I've done well on Slender Spoons at Mosquito for Eyes and Crappie. Pick up some Vibes though. They have a different action than other blade baits. It may just be me, but I seem to catch more fish on them.

Wes


----------



## Steelhead Fever (Dec 31, 2009)

bassmastermjb said:


> Vib-es............Mark


Mark do you have any slender spoons in stock?


----------



## HookEmUp (Apr 14, 2012)

Customjigsandspins (makers of slender spoon) was currently awaiting to get more as of last week. Expect delays possibly.


----------



## Wannabitawerm (Apr 13, 2004)

Remember to try your Minnesota tactics too. Sometimes something new and different changes the whole game. Who knows, we might be sitting around listening to you teach an ice seminar someday. 

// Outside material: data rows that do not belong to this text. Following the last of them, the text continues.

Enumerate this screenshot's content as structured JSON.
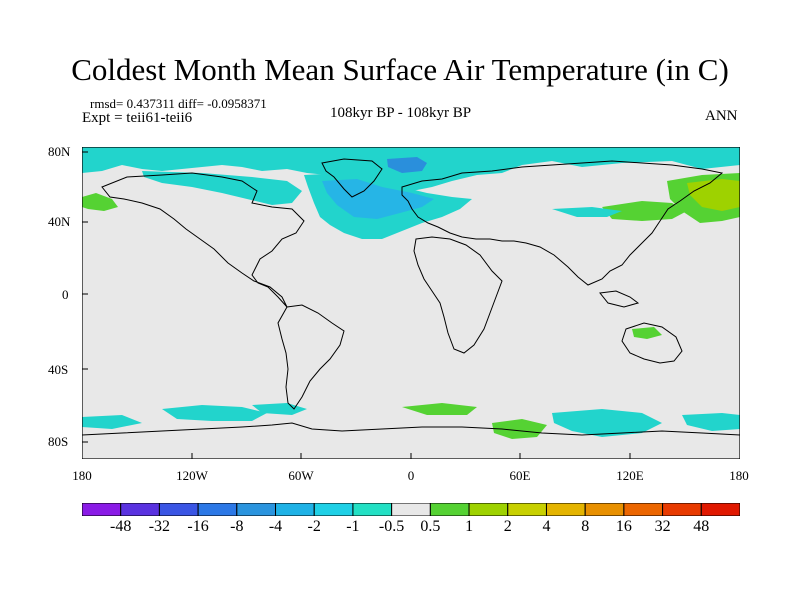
{
  "title": "Coldest Month Mean Surface Air Temperature (in C)",
  "stats": "rmsd= 0.437311  diff= -0.0958371",
  "expt": "Expt = teii61-teii6",
  "period": "108kyr BP - 108kyr BP",
  "season": "ANN",
  "map": {
    "lat_labels": [
      "80N",
      "40N",
      "0",
      "40S",
      "80S"
    ],
    "lon_labels": [
      "180",
      "120W",
      "60W",
      "0",
      "60E",
      "120E",
      "180"
    ],
    "colors": {
      "background": "#e8e8e8",
      "cyan": "#22d4cc",
      "light_blue": "#26b5e6",
      "blue": "#2a8fdc",
      "green": "#55d233",
      "yellow_green": "#9ed200"
    }
  },
  "colorbar": {
    "labels": [
      "-48",
      "-32",
      "-16",
      "-8",
      "-4",
      "-2",
      "-1",
      "-0.5",
      "0.5",
      "1",
      "2",
      "4",
      "8",
      "16",
      "32",
      "48"
    ],
    "colors": [
      "#8a1be6",
      "#5a32e0",
      "#3a55e4",
      "#2c78e6",
      "#2a94de",
      "#1fb2e6",
      "#1fd0e6",
      "#22e0c4",
      "#e8e8e8",
      "#55d233",
      "#9ed200",
      "#c8d000",
      "#e4b400",
      "#e89000",
      "#ec6600",
      "#e83a00",
      "#e01800"
    ]
  }
}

Posted using Outdoor Hub Campfire


----------



## jiggin'fool (Dec 18, 2005)

A walleye is a walleye! fish what you are confident in.... one thing about mosquito somedays you can lose confidence real fast... other days it doesn't matter what you put down! Haven't had too many days like that but some guys have!


----------



## b drake (Oct 22, 2011)

I use 3/16 on the vibes 


Posted using Outdoor Hub Campfire


----------



## Erieangler51 (Sep 24, 2012)

That's what I was planning on doing just doing what I'm comfortable with and tweaking from there. Plan on running a few tip ups and jigging either 2 or 1 dead stick and a jigging rod. I've got quite a few jr's custom jigging spoons that I think might work as I'm sure the fish have never seen them before. Just waiting to hear a good ice report and ill be out there popping holes...


Thanks for the info guys I really appriciate it..

Justin


----------



## b drake (Oct 22, 2011)

I checked it today 3-4 inches of clear ice!


Posted using Outdoor Hub Campfire


----------



## Erieangler51 (Sep 24, 2012)

Should be good by Sunday. Work Saturday but plan on being out all day Sunday. Thanks for the report


----------



## b drake (Oct 22, 2011)

Yep! If I hadn't just left ER with my son I would of fished that ice was strong my spud never went through at all


Posted using Outdoor Hub Campfire


----------



## Erieangler51 (Sep 24, 2012)

Clear ice is the best ice. We had 2 ft of clear ice in Minnesota last year due to the lack of snow. Was pretty neat seeing fish swimming under 2 ft of ice.


----------



## Steelhauler (Apr 7, 2004)

Justin,

I normally fish it like you said earlier. I'll rip a Vibe or a Buckshot with one rod and dead stick the other with a minnow. A lot of times they come in on the jigging, but take the dead stick instead.

Wes


----------



## pymybob (May 28, 2004)

May have to dust off the gear and charge the vex and try to ice some eyes on Sunday too. It's times like this when I wish I did not sell my Frabill. Looks like I'll be with the rest of the "the bucket brigade"!


----------



## Erieangler51 (Sep 24, 2012)

pymybob said:


> May have to dust off the gear and charge the vex and try to ice some eyes on Sunday too. It's times like this when I wish I did not sell my Frabill. Looks like I'll be with the rest of the "the bucket brigade"!


Ill be in my 2 person x2. You can hop in if you would like. Ill be out solo. Ill have the double buddy burning and the beer on ice... I see your from Ellet I'm from hartville maybe we can make some carpool arrangements depending on fishing windows. I will probaly be there sun up to well after dark.... Shoot me a pm


Justin


----------



## jsifam (Apr 18, 2004)

Hi Justin. Jeff and I are going this weekend also. Don't know yet on sat or sun. What part of Mos are you thinking of fishing , north or south end? As for lures for eyes if the vibes are not working may want to try a kastmaster tipped with 2and1/2 minnows. That worked for me in the past.
Jim


----------